Ainsi se présentait Octave.
Résumer l’exposé fort documenté et prolixe de Tantine, entrecoupé de longs apartés que je n’osais écourter et de hors-sujet à profusion, relèverait de l’épreuve mais je vous épargnerai tous ces préalables pour étancher plus rapidement votre curiosité. Mon aïeul Octave n’avait guère quitté sa Savoie natale quand la guerre éclata en 1870, le projetant loin de chez lui, dans un monde étranger dont il n’avait aucune idée, méfiant face aux va-t-en-guerre de tous bords qui tenaient le devant de la scène et le haut du pavé, excitant les bons peuples de tous les pays à partir s’étriper pour le bien de l’humanité… et des marchands de canons.
Selon Tantine, sceptique sur la durée d’une guerre qu’on pronostiquait rapide, pas dupe un seul instant de l’ineptie d’une telle boucherie, mon aïeul Octave joua le jeu et monta vaillamment au combat, récoltant médailles et citations dont on le jalousa fort et pour lesquelles il n’attachait guère d’importance. Mais peu lui importait et il poursuivit ce rêve de don Quichotte, ne parvenant pas même à perdre un bras dans la bataille comme Cervantès à Lépante. A la tête de son bataillon de chasseurs, il se fit avec élégance taillé en pièces par les prussiens à la bataille de Reichshoffen.
La cavalerie à Reichshoffen le 6 août 1870
Ce fut paraît-il une belle charge, citée en modèle dans les manuels, et jamais on vit défaite plus éclatante depuis Pavie où seul l’honneur, à ce qu’on dit, fut sauf. Comme à Reichshoffen… mais à Sedan, ce fut une autre affaire, où l’honneur se perdit dans la fin sans gloire du Second empire. Le capitaine Octave, si fier jusque-là de son beau cheval, le contemplait, dévasté, le voyant désormais comme le symbole de la défaite, de la déchéance inéluctable, couché sur le flan, qui se vidait de son sang. Les seules larmes qu’il ait probablement versées de sa vie.
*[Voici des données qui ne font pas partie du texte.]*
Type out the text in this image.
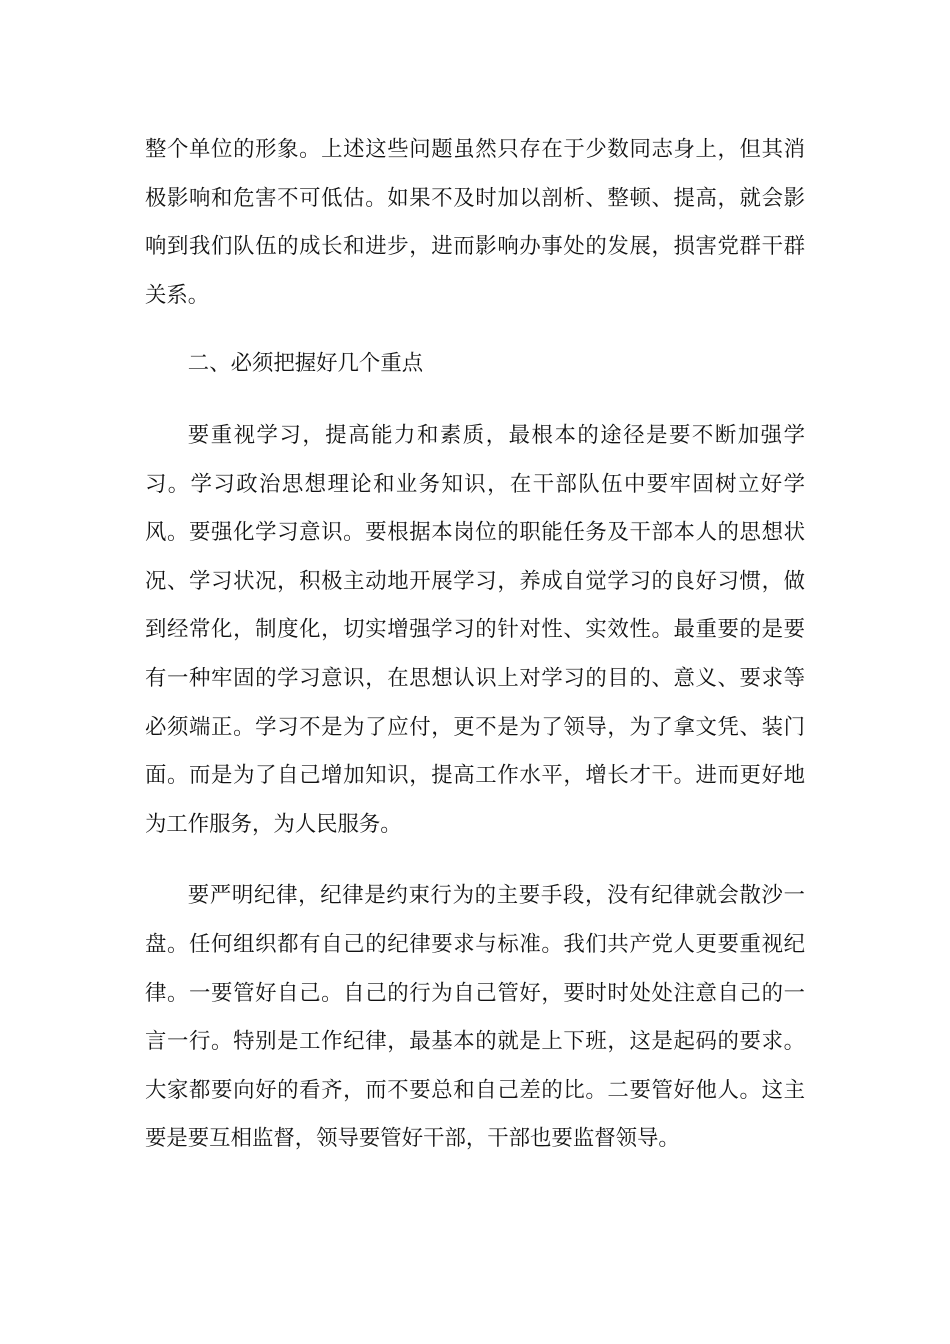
整个单位的形象。上述这些问题虽然只存在于少数同志身上，但其消极影响和危害不可低估。如果不及时加以剖析、整顿、提高，就会影响到我们队伍的成长和进步，进而影响办事处的发展，损害党群干群关系。

二、必须把握好几个重点

要重视学习，提高能力和素质，最根本的途径是要不断加强学习。学习政治思想理论和业务知识，在干部队伍中要牢固树立好学风。要强化学习意识。要根据本岗位的职能任务及干部本人的思想状况、学习状况，积极主动地开展学习，养成自觉学习的良好习惯，做到经常化，制度化，切实增强学习的针对性、实效性。最重要的是要有一种牢固的学习意识，在思想认识上对学习的目的、意义、要求等必须端正。学习不是为了应付，更不是为了领导，为了拿文凭、装门面。而是为了自己增加知识，提高工作水平，增长才干。进而更好地为工作服务，为人民服务。

要严明纪律，纪律是约束行为的主要手段，没有纪律就会散沙一盘。任何组织都有自己的纪律要求与标准。我们共产党人更要重视纪律。一要管好自己。自己的行为自己管好，要时时处处注意自己的一言一行。特别是工作纪律，最基本的就是上下班，这是起码的要求。大家都要向好的看齐，而不要总和自己差的比。二要管好他人。这主要是要互相监督，领导要管好干部，干部也要监督领导。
Tantine s’arrêta soudain et me regarda, songeuse.
- Curieusement, je n’avais encore jamais évoqué ces épisodes de la vie d’Octave qu’il n’évoqua devant moi que par allusions, par bribes, quand ça lui chantait où quand parfois il éprouvait un spleen qui ne le quittait pas d’une semaine.
Personne ne s’était jamais intéressé à la vie de ce pauvre Octave dont, la guerre perdue, on a bien vite oublié les exploits, accusé par l’éclat même de son action, d’avoir fait le jeu des bonapartistes, regardé avec méfiance par les républicains, obligé de retourner se faire oublier dans sa Savoie natale où il tourna la page et mena une autre la vie, mais comme le décida Tantine d’un ton sans réplique, « ce n’est pas là le lieu d’en parler. »
Tout ceci était bel et bon mais je ne voyais pas le lien entre la campagne militaire d’un Octave féru de chevaux, et l’appétence de grand-père pour ce tableau, même si la guerre se profilait en toile de fond. Rien ne me parlait de relations entre Octave et grand-père, aucun indice de connivence possible entre deux hommes qui avaient dû quand même se côtoyer, ne serait-ce que dans les réunions de famille…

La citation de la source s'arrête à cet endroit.